How can these nonprofit organizations create a winning marketing strategy from a limited budget? Kear recommends making the most of existing marketing assets. “Some of the most valuable marketing assets of any nonprofit are their contact, member, and donor lists. There are plenty of ways to leverage these. This includes email marketing that doesn’t just ask for donations, but also keeps people informed about pressing issues, news, and developments in your area.”
Automated marketing campaigns provide a solution. Send targeted messages after memberships are renewed, donations are made, or even after users check out specific campaigns on a nonprofit’s website. When the right message is sent at the right time, engagement and conversions rise.
4. Empowering Volunteers Without Threatening Brand Compliance
Visit your local nonprofit and you aren’t likely to see anyone twiddling their thumbs. With plenty of work to be done, manpower is a precious resource. Although volunteers are often happy to donate their time to local nonprofits, they may lack training or a comprehensive understanding of the brand’s image and values. Well-meaning volunteers may create flyers or social media posts in an effort to encourage donations or spread awareness. However, if their marketing strategy doesn’t meet guidelines, that hard work can do more harm than good.
To encourage volunteers to contribute without risking compliance issues, local nonprofits rely on Digital Asset Management systems and customizable marketing templates. A dedicated DAM system allows nonprofit organizations to easily store and share everything from approved fonts and logos to images and brand guidelines. As a result, employees and volunteers don’t need to rely on guesswork when creating nonprofit marketing campaigns. All the design elements they need are available at the touch of a button. There’s no better way to ensure brand compliance.
5. Adapting Marketing Strategies to Millennial Donors
Though millennials are often stereotyped as selfish, most are happy to donate. The way they do it, however, is different. Millennials love crowdfunding campaigns and are an incredible three times more likely to donate to these campaigns than are Baby Boomers.
- 80% of crowdfunding supporters donate via mobile devices. Mobile-friendly and optimized websites help make donating on mobile is simple and fast.
- Social networks drive most crowdfunding donations. Use Marketing Templates to create consistent ads and posts on a variety of social media platforms. Update consistently and also use location targeting to reach locals.
- Crowdfunding often focuses on individual stories. Don’t be afraid to do the same. Concrete examples of exactly how a specific dollar amount impacts an individual in need inspire readers to give.
- Encourage social sharing. A single social share raises an estimated $37 in donations. In addition, posts extend the reach of a campaign without eating into limited nonprofit marketing budgets.
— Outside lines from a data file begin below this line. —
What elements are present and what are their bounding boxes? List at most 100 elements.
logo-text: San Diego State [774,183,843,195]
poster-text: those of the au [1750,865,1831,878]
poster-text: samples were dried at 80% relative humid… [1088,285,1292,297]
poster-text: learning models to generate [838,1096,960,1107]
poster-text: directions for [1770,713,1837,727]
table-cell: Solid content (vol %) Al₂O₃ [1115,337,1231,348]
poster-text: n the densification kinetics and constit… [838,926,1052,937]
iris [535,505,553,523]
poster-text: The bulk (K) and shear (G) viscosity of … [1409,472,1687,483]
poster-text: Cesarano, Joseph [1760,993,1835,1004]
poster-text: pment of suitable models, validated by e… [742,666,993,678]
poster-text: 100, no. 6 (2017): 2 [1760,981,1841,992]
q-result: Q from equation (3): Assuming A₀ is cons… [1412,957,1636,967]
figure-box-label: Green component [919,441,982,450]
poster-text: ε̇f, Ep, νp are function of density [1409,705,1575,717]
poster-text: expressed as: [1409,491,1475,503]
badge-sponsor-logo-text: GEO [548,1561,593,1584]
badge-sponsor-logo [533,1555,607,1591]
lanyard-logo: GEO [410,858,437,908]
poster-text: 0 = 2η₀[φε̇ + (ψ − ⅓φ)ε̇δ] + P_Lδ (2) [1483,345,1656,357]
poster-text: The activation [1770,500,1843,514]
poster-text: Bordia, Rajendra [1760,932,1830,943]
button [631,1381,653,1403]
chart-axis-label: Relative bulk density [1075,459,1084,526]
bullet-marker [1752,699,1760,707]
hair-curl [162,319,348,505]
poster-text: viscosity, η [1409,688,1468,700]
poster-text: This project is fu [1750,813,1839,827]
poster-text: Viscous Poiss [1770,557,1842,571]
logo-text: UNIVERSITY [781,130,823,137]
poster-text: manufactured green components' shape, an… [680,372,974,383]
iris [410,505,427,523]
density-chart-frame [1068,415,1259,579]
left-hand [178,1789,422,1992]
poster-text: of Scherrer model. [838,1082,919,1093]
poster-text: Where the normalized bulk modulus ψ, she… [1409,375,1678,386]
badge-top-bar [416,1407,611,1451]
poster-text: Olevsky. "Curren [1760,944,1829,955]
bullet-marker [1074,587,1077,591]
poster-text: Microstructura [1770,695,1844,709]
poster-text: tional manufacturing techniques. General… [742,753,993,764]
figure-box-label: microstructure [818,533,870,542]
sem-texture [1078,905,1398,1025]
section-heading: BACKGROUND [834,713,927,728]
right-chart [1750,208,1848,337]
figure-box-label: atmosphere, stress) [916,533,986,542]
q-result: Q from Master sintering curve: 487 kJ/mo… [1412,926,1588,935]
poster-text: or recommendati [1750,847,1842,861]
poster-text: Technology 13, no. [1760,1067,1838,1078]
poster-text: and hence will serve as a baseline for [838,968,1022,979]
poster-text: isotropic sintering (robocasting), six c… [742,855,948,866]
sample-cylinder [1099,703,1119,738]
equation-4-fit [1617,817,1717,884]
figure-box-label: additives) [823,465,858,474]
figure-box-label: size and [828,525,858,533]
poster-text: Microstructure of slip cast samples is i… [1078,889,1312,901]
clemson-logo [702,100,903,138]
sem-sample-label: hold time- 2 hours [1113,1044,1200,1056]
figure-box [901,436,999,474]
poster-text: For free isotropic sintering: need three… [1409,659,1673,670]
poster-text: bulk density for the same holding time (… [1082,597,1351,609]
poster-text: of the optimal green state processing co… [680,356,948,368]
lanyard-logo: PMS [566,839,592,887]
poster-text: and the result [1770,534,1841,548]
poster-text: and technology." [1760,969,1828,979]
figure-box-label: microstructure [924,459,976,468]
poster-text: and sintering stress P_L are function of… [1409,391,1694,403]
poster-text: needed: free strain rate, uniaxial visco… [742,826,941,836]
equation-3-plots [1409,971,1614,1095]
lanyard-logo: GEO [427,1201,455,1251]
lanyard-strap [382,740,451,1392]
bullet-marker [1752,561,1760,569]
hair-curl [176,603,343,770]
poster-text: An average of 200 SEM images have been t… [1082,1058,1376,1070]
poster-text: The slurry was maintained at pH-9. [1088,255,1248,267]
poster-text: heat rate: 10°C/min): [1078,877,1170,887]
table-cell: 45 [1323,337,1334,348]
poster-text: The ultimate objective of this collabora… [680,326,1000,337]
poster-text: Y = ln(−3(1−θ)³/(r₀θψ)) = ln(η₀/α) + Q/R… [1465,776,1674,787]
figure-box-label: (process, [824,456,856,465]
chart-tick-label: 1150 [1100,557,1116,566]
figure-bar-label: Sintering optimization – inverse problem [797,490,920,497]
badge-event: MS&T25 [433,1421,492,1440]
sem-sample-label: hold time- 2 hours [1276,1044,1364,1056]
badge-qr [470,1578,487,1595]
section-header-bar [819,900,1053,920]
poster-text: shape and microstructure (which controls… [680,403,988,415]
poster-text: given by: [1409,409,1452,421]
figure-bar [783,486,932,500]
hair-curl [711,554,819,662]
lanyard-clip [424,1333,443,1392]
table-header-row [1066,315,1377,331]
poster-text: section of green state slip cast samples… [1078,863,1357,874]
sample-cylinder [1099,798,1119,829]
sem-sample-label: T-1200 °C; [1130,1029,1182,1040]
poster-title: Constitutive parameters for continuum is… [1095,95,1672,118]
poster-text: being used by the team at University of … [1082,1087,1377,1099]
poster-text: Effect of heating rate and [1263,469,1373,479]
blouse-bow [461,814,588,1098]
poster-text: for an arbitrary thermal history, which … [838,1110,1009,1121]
While local nonprofit leaders make it their business to meet the needs of their communities, it’s important to remember that these needs aren’t static. They’re constantly changing, and nonprofit marketing strategies should change with them. To gain continual support, local nonprofits need to speak to donors, volunteers, and employees. They should attend council meetings, fundraisers, and other events to speak one-on-one with those they hope to serve. When they do, they’ll find it much easier to overcome these challenges and transform lives.